The objective of this study was to investigate the degree of consistency between the four Norwegian regional pain management centres in their assessments of the quality of the referrals that they receive and in their conclusions regarding the patients' right to necessary health care. The assessment of the content of the referrals showed that 7 of 16 information categories were to a large degree insufficiently described, and the admission teams deemed the quality of nearly one-half of the referrals to be 'not good'. These findings are consistent with those made by previous studies (7, 8, 10) and confirm the impression that in many cases referrals are of insufficient quality and frequently lack information which is essential to undertake an adequate assessment of the right to treatment in the specialist health service.
Insufficient information was an important reason why a large proportion of the referrals were characterised as 'not good'. Chronic pain is a complex condition, and substantial competence is required to describe the complexity of the illness. Low quality of referrals may reflect a need for competence enhancement on the part of the referrer. Referrals are frequently made by GPs, but the referrals in our study had come from both GPs and the specialist health service, and we were unable to distinguish between them. The list of recommended information items to include is long (3), but most likely, not all recommended information items will be relevant for all patients. The referral needs to communicate adequate information, but selecting the correct information items is a challenge not only for the referrer, but also for the pain management clinics. We found that there was moderate to low agreement between the admission teams in their assessment of quality. This means that the same referral was perceived differently by the various teams, which may reflect differences between them in terms of competence and experience. As a result, the information in the referrals may be weighted differently, signalling a need for harmonisation of the content assessment.
The overall rate of agreement between the admission teams regarding whom to grant the legal right to health care was lower than what is considered acceptable. The primary and secondary assessments granted 63 % the legal right to health care, but the rate of agreement was 69 %. The admission teams had no list of correct answers to consult, and the assessments were made on the basis of information in the referrals, with supplementary information in the patient records if available, as well as recommended guidelines and the experience in the team.
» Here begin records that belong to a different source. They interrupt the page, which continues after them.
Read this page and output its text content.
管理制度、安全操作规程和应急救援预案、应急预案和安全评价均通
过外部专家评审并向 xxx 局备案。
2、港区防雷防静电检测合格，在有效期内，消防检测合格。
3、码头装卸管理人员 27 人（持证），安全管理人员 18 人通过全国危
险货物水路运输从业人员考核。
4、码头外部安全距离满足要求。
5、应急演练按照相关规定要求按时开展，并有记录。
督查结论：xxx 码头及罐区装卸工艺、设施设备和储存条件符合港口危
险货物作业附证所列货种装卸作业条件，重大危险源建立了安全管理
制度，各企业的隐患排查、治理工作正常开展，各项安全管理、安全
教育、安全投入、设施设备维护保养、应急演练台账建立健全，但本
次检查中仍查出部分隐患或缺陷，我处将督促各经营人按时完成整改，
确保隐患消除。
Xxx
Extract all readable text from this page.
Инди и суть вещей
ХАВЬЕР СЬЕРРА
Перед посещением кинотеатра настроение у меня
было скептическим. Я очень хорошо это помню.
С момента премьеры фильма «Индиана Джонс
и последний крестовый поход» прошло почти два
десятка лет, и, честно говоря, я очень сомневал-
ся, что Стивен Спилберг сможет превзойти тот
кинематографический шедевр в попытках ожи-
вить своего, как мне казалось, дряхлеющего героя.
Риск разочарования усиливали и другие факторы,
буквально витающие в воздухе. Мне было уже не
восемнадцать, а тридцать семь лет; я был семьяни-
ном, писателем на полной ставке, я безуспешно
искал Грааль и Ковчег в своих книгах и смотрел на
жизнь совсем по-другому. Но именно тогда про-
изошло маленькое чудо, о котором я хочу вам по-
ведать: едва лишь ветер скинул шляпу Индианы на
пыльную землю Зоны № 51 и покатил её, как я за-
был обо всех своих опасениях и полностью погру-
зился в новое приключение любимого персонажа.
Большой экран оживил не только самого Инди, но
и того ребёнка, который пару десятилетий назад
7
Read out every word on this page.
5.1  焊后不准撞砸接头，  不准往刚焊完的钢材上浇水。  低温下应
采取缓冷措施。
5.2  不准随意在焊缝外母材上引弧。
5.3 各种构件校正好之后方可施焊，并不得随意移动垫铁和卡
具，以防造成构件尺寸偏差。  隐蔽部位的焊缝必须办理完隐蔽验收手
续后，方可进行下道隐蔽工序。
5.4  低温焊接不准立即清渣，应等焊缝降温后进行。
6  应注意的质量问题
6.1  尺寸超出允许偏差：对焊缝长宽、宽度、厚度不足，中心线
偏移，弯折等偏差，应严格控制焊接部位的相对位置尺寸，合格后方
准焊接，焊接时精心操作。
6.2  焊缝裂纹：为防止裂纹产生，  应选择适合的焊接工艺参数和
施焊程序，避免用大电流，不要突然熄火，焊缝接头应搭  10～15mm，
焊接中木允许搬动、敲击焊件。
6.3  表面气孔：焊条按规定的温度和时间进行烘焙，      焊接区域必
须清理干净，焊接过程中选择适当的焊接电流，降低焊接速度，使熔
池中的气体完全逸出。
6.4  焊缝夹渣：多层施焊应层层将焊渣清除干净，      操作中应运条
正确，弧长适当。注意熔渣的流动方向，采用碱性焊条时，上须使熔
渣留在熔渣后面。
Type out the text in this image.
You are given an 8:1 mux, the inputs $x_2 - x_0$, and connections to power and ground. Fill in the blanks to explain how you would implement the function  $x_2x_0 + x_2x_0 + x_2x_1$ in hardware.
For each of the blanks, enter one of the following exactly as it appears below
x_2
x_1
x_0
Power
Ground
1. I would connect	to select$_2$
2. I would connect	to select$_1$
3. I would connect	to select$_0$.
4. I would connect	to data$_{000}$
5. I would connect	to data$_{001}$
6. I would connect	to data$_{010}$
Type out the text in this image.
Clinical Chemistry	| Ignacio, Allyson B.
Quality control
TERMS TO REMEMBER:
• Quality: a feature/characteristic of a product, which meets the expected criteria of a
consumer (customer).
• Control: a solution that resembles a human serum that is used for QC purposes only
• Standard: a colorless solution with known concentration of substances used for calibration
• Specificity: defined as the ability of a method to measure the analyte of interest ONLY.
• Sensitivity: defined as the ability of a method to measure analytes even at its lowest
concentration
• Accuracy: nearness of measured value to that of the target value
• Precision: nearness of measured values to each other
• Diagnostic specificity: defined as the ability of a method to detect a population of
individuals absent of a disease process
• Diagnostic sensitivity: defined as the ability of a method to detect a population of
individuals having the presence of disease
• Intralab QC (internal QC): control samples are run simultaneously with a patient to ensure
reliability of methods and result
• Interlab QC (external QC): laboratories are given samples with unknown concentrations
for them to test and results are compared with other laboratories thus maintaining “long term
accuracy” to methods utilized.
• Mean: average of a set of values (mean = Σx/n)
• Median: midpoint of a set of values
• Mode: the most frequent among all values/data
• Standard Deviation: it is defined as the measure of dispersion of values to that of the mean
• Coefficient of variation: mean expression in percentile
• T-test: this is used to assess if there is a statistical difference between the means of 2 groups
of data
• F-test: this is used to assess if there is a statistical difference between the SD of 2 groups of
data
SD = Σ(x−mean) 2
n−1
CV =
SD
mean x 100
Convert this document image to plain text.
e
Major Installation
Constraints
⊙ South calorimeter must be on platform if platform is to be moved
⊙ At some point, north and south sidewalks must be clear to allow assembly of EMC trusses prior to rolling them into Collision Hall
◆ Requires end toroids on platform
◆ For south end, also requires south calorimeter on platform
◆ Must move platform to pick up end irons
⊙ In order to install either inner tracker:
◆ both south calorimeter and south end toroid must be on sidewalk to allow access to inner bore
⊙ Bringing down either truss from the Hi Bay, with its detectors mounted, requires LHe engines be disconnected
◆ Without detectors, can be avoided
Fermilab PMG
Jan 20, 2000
What constitutes an acceptable level of agreement is thus debatable. Our results are consistent with findings made by previous studies. Ikezawa and co-authors (2010) investigated whether clinicians who were working in the same rehabilitation centre gave identical back-to-work recommendations. For patients with unambiguous pathologies they found a high degree of agreement (> 94 %) regarding the kind of information that was important in the assessment of the patients' discharge status, but low agreement in cases where the causes of pain and disability were complex (56 %) (22). A Norwegian study of admission teams in 16 district psychiatric centres also found a low rate of agreement in their assessments of the rights to health care for 20 selected referrals (13).
The above findings reflect the challenges that arise when the patient's clinical picture cannot be assessed in a classically medical and pathology-oriented perspective, and this is characteristic of the patient population in our study.
Our results indicate that whether a pain patient will be granted the legal right to health care or not, depends on which centre assesses the referral. The differences between the assessments may reflect varying competence in the centres, but also differences in treatment options within and outside the hospital. As long as competence and treatment options are not explicitly communicated, there is a risk that hidden and undesirable differences may arise between the health regions. The results may also indicate that the Guidelines to Priority Setting: Pain Conditions (4) ought to be reviewed. In addition, it might be considered whether they ought to be adapted for this complex patient group.
It is a recognised fact that the system of referrals needs structuring (23, 24). Standardisation of referral forms and guidelines, as well as involvement of clinicians in training programmes about the referral process, have been shown to produce improvements (9). Rokstad and co-authors (2013) found that the quality of specialist referrals was raised after the introduction of a normative information system. The system was used by 93 (the intervention group) of a total of 210 GPs. The quality of the referrals improved significantly, and less time was used (25). Our findings emphasise the need for a tighter structure that can guide the referrers regarding the information which is necessary.
The weaknesses in our study lie in the relatively small number of referrals that were assessed (40 in total), and that the screening form for the referrals was not validated. The centres that undertook the primary assessments had access to supplementary background information in the patient records, and this weakens the comparison with the secondary assessments. Within their normal time schedule, the admission teams had to undertake secondary assessments of 30 copies of referrals, in addition to the regular referrals. As a result, the reviews may have been less thorough and the assessments of rights may have been affected. The study's strength lies in its realistic nature, since all the assessments were undertaken within the standard clinical framework.